The Indians knew the trades of hunting and fur and exchanged their skins for the goods offered by the French, firearms, metals and fabrics. They also taught the first settlers to orient themselves in the extensive and hard forests existing throughout the mentioned area and to travel in canoes the abundant rivers and tributaries that crossed them.
This exploitation of the area’s animal resources, its fur processing and trade with France, brought intermittent clashes between tribes and settlers. As these demanded many more skins for their trade, than the tribes hunted for their subsistence. In the 1630s and 1640s, the Iroquois began attacking other Indians and French settlers who hunted for trade themselves. Also, native beliefs were affected and harmed by white activity. Because the Iroquois believed that they should be compensated by the French with prisoners, by reason of their relatives who died in these areas and by those who died from contagious diseases.
This triggered a series of armed conflicts. They were characterized by more or less deep incursions into enemy settlements. And it unleashed a self-destructive spiral of fur hunting, its wild trade and blood revenges, that shocked New France. At this time, the French government decided that New France was not profitable for it and did not take additional measures to protect its colonists.

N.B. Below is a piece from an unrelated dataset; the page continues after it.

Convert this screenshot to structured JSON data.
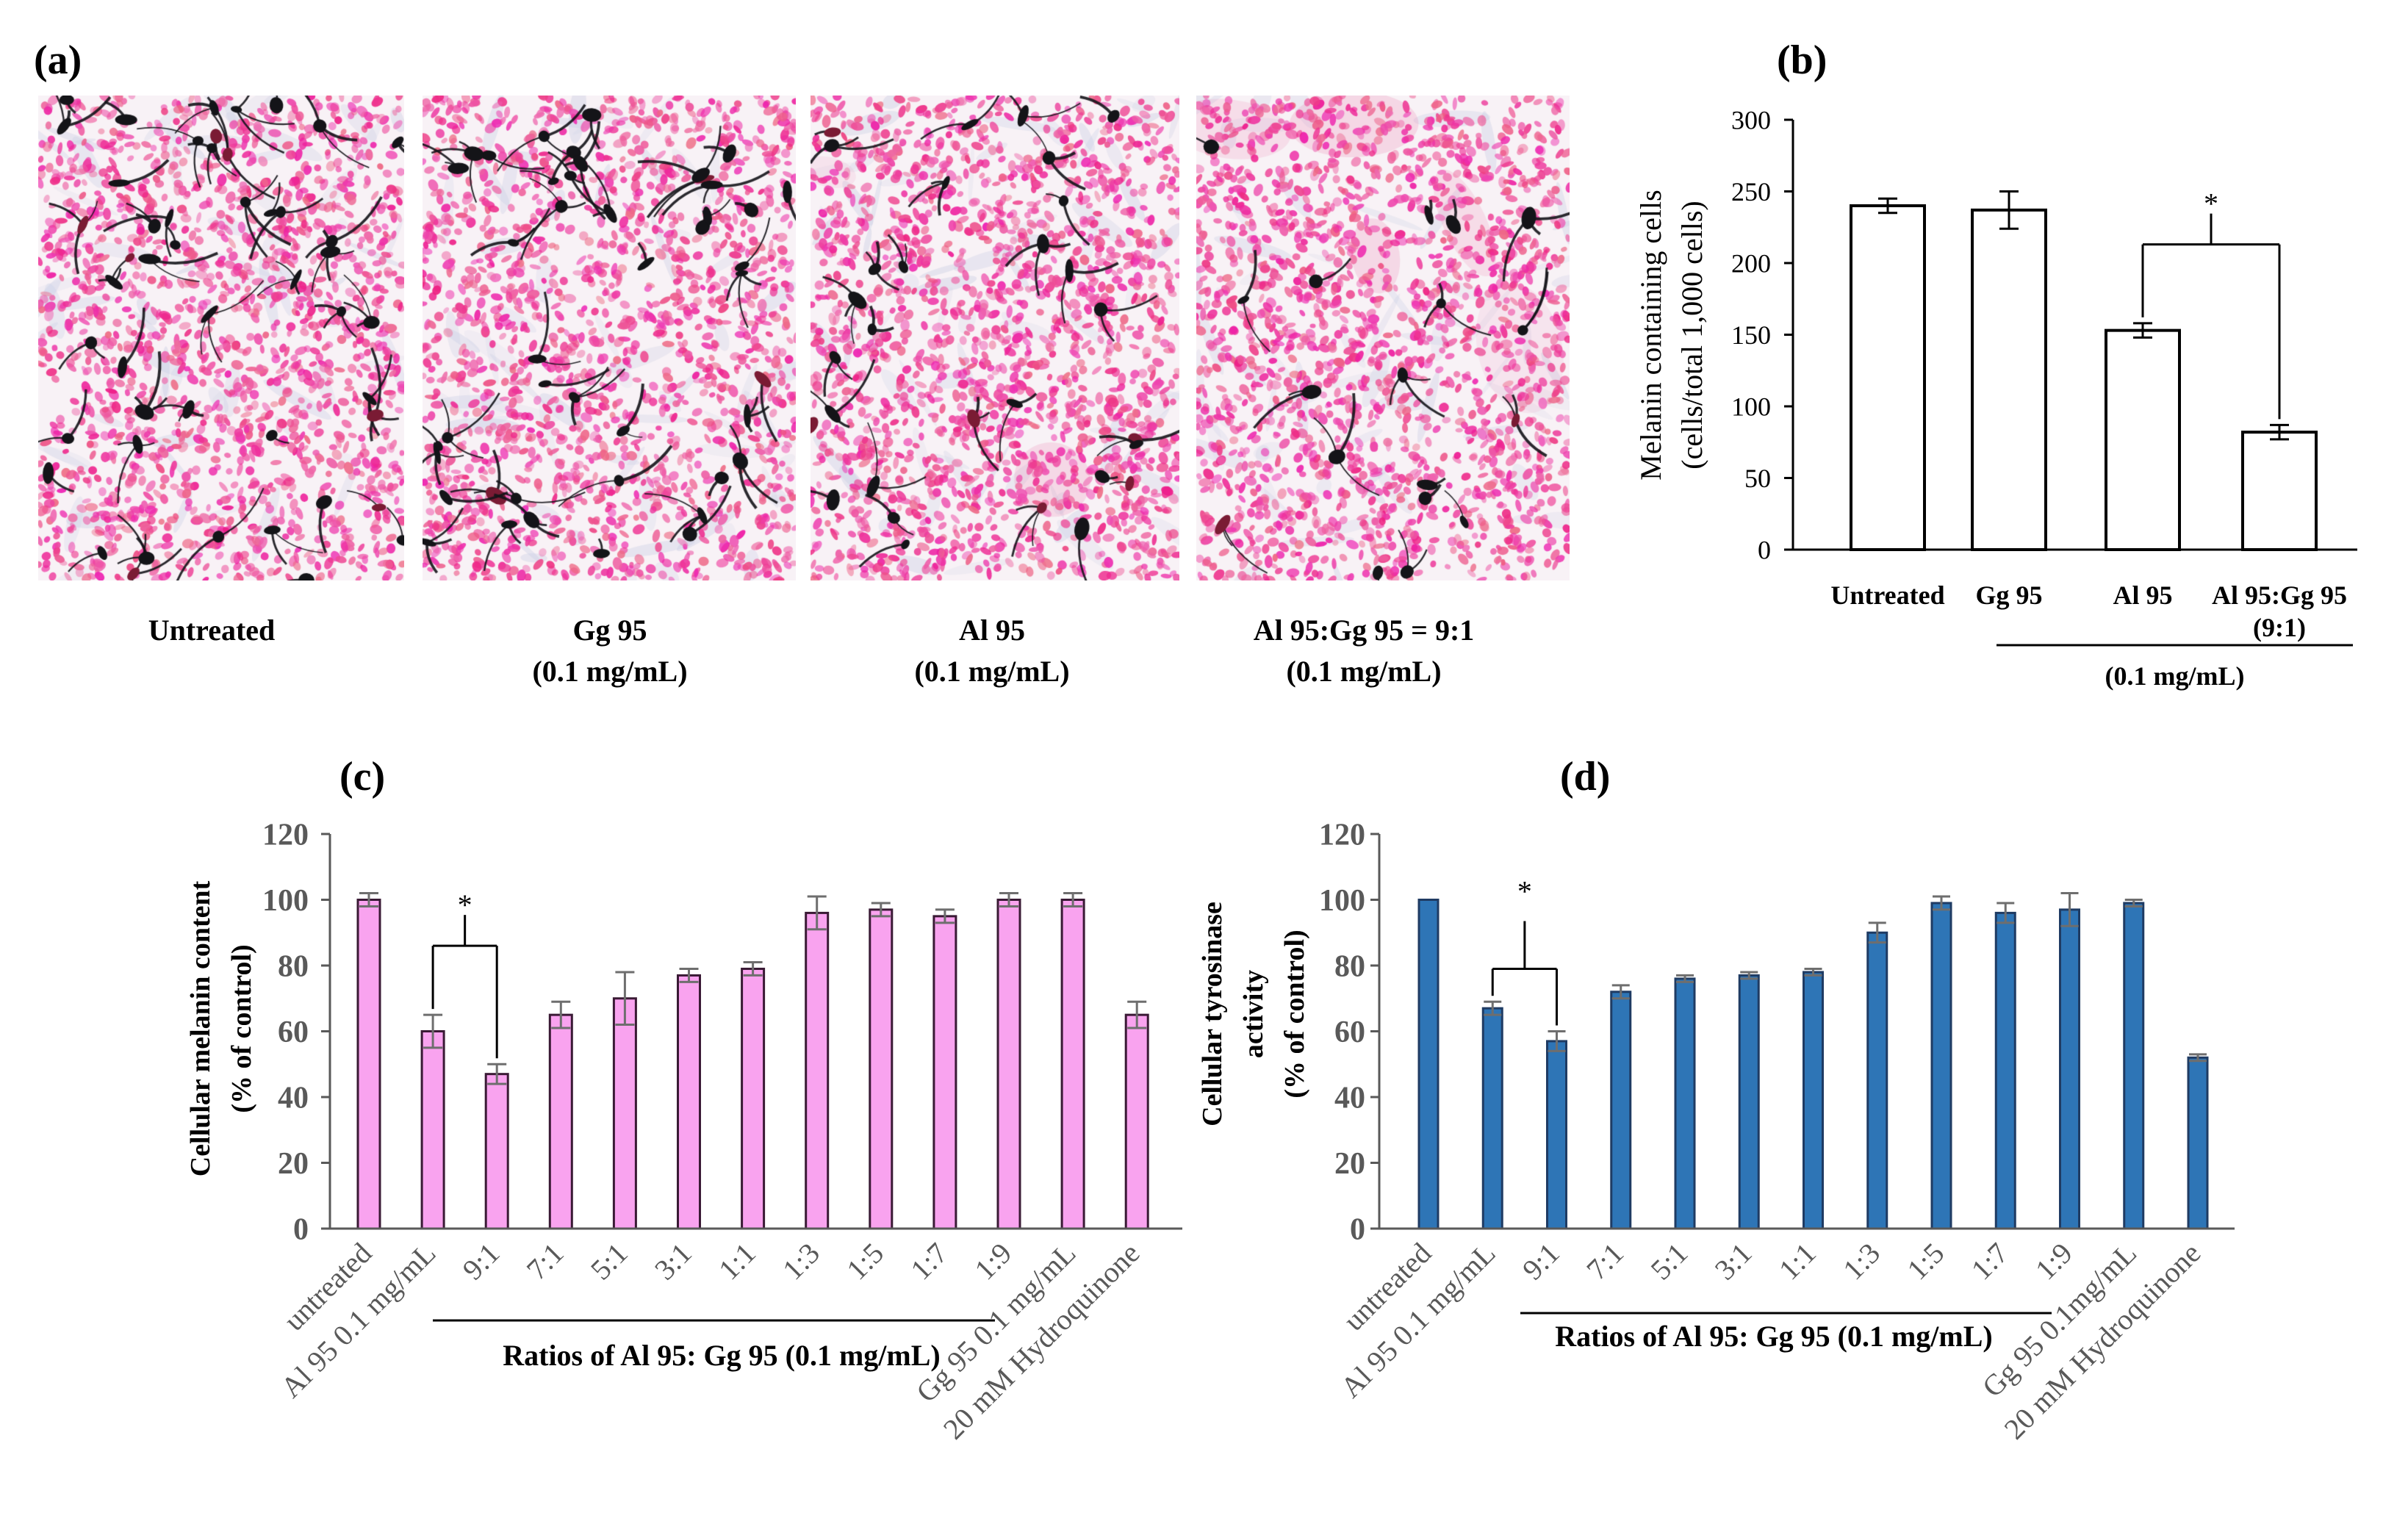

Thus, the governor of the French-Canadian settlement of Trois-Riviers developed an effective defense plan. Based on early warning, the rapid grouping of armed settler militias, close to the Indian attack, training of those as irregular light infantry, and acting with sufficient aggressiveness. And in 1653 he rejected a 9-day siege, the result of which led the Indians to negotiate peace.
But, in the next decade, the tribes managed to invade and control much of the rural, free areas of New France. The main reason for this strategic defeat of the French was the colony’s meager population. About 3,000 French and Canadians lived there, including soldiers from the colonizing company and regular ones, trappers, merchants, woodcutters-farmers and small artisans, and about 500 women.
In 1663, King Louis XIV (the Sun King) decided to change the situation of his North American colony and qualitatively strengthen its defense and demographics. To do this, the crown paid some 800 women their trip to New France to get married. They were young and poor women from all over France. And half of them also received dowries and trousseau. And so, they all acquired a better future than they could aspire to in the metropolis. The women selected their husbands, touring the settlements of the colony. And, most were getting married soon. Wealth of the colony in survival means allowed the easy survival of the women and their children in New France.
Furthermore, in 1665 Louis XIV sent 1200 regular soldiers to the colony, which was a qualitative plus for the guarantee of the defense of New France. Within a few months, these metropolitan soldiers, trained for closed-formation fighting, musket discharges by small units, and bayonet assaults, were trained for irregular infantry warfare.
As a result, in 1667 New France and the 5 Iroquois Nations signed a lasting peace treaty. And, in 1701, the French and Iroquois signed a final peace treaty, which lasted until the end of the French colony.
By the beginning of the 18th century, New France had expanded to 20,000 inhabitants. Montreal had 4,000 people and Quebec had 8,000. The other settlements were inhabited by a few hundred settlers and Indians. This allowed the French to establish a series of fortified positions along the Mississippi. They really had testimonial garrisons. But, they served in part for the restraint and rejection of the explorations and expansionist attempts of the English colonists to the west of their settlements. These already reached a population of 2 million souls. The expansion to the north (Canada) seemed to the English to be a very hard bone to gnaw and of little profitability.